My unexpected foray into antique quilt collecting has continued with a truly remarkable acquirement. My grandmother sent me a yo yo quilt made by her husband’s grandmother when he was born in 1930. It is truly stunning, and all the more impressive since it is composed of leftover fabrics, even feed sacks. Furthermore, it’s so special to have a quilt that is not only historical, but lodged in my own family’s history, without a doubt something that I shall cherish forever.
I have never done this type of quilting myself; of course I’m intrigued. The result is such a lovely combination of the ephemeral and sturdy. Each little yo yo is securely attached the other but it’s hard not to be struck by the delicacy of its web-like structure. I’m hoping to hang it on the stairway leading up to my bedroom, what a wonderful thing to be greeted by every I walk up the stairs!
My grandmother also sent me scraps of leftover fabrics, most of which have been worked before:
They’re so lovely and eclectic, far better than anything that I would have found in a store. I’m particularly intrigued by the second from the left, a sort of Japanese design. Mainly, I love the idea of recycling fabrics and the sense of history that they embody. I’m still deciding what to do with them… perhaps a yo yo quilt of my own?
I’ve also been continuing with my Birds in the Air quilt, having finally settled on a fabric combination that (I think) looks interesting but makes the most of the fabric that I have. It was tricky since there wasn’t much of the brown seaweed patterned fabric and I could only squeeze out 220 little triangles, but here’s what I settled on:
I have cut out all of the large triangles and the little triangles (no small feat, there’s roughly 430 of them!) and have so far made these six squares. Working with the little triangles is slightly tricky, particularly since the fabrics are of different elasticities and weights, but I love the challenge and the imperfection of it all. I’ll admit I left out one of the antique fabrics, its pattern just isn’t conducive to either size triangle but I’ll probably incorporate it into the back:
Finally, I’ve been continuing my Log Cabin cardigan and made the strategic decision to switch to stripes for the body of the piece. I maintain that the decision was largely aesthetic. Guided by my mother’s sage advice and astute sense of design, I realized that the Log Cabins actually ‘pop’ more when they are confined to the border:
That being said, I’ll admit to the obvious benefit that this makes the project less intimidating and a more enjoyable. Like I said, knitting should be challenging and beautiful, but also fun! A border’s worth of Log Cabins (keep in mind I still have the front and sleeves to go) is plenty of entrelac practice. I’m quite pleased with my choice.
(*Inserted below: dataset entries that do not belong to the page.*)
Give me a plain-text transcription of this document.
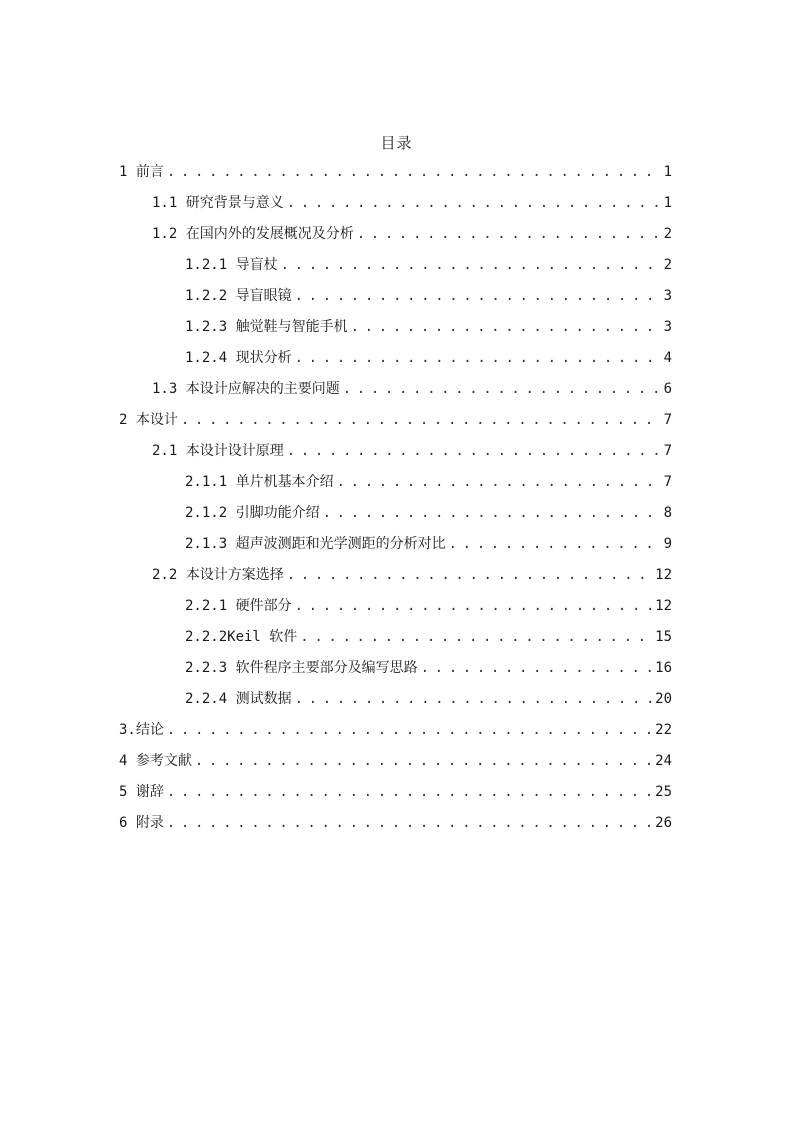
目录
1 前言 . . .	1
1.1 研究背景与意义 . . .	1
1.2 在国内外的发展概况及分析 . . .	2
1.2.1 导盲杖 . . .	2
1.2.2 导盲眼镜 . . .	3
1.2.3 触觉鞋与智能手机 . . .	3
1.2.4 现状分析 . . .	4
1.3 本设计应解决的主要问题 . . .	6
2 本设计 . . .	7
2.1 本设计设计原理 . . .	7
2.1.1 单片机基本介绍 . . .	7
2.1.2 引脚功能介绍 . . .	8
2.1.3 超声波测距和光学测距的分析对比 . . .	9
2.2 本设计方案选择 . . .	12
2.2.1 硬件部分 . . .	12
2.2.2Keil 软件 . . .	15
2.2.3 软件程序主要部分及编写思路 . . .	16
2.2.4 测试数据 . . .	20
3.结论 . . .	22
4 参考文献 . . .	24
5 谢辞 . . .	25
6 附录 . . .	26
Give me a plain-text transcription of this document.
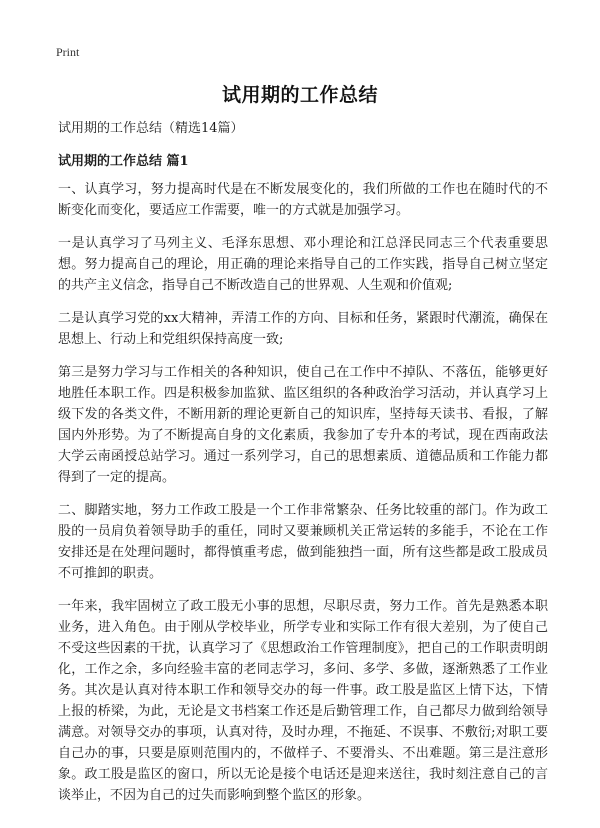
Print
试用期的工作总结

试用期的工作总结（精选14篇）

试用期的工作总结 篇1

一、认真学习，努力提高时代是在不断发展变化的，我们所做的工作也在随时代的不断变化而变化，要适应工作需要，唯一的方式就是加强学习。

一是认真学习了马列主义、毛泽东思想、邓小理论和江总泽民同志三个代表重要思想。努力提高自己的理论，用正确的理论来指导自己的工作实践，指导自己树立坚定的共产主义信念，指导自己不断改造自己的世界观、人生观和价值观;

二是认真学习党的xx大精神，弄清工作的方向、目标和任务，紧跟时代潮流，确保在思想上、行动上和党组织保持高度一致;

第三是努力学习与工作相关的各种知识，使自己在工作中不掉队、不落伍，能够更好地胜任本职工作。四是积极参加监狱、监区组织的各种政治学习活动，并认真学习上级下发的各类文件，不断用新的理论更新自己的知识库，坚持每天读书、看报，了解国内外形势。为了不断提高自身的文化素质，我参加了专升本的考试，现在西南政法大学云南函授总站学习。通过一系列学习，自己的思想素质、道德品质和工作能力都得到了一定的提高。

二、脚踏实地，努力工作政工股是一个工作非常繁杂、任务比较重的部门。作为政工股的一员肩负着领导助手的重任，同时又要兼顾机关正常运转的多能手，不论在工作安排还是在处理问题时，都得慎重考虑，做到能独挡一面，所有这些都是政工股成员不可推卸的职责。

一年来，我牢固树立了政工股无小事的思想，尽职尽责，努力工作。首先是熟悉本职业务，进入角色。由于刚从学校毕业，所学专业和实际工作有很大差别，为了使自己不受这些因素的干扰，认真学习了《思想政治工作管理制度》，把自己的工作职责明朗化，工作之余，多向经验丰富的老同志学习，多问、多学、多做，逐渐熟悉了工作业务。其次是认真对待本职工作和领导交办的每一件事。政工股是监区上情下达，下情上报的桥梁，为此，无论是文书档案工作还是后勤管理工作，自己都尽力做到给领导满意。对领导交办的事项，认真对待，及时办理，不拖延、不误事、不敷衍;对职工要自己办的事，只要是原则范围内的，不做样子、不要滑头、不出难题。第三是注意形象。政工股是监区的窗口，所以无论是接个电话还是迎来送往，我时刻注意自己的言谈举止，不因为自己的过失而影响到整个监区的形象。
My bulletin border quilt continues to grow. I’ve been dutifully adding on business cards of worthy restaurants- so far the Wentworth Inn in Jackson, and most recently Craigie on Maine (www.craigieonmain.com) where I went last night with my sister and Dad. A lovely dining experience (fabulous food, even better company) that I would highly recommend- particularly the octopus appetizer. And it seems so appropriate to record the night via quilting, a medium that is not only about salvaging but (like dining) savoring the bits and pieces of daily life.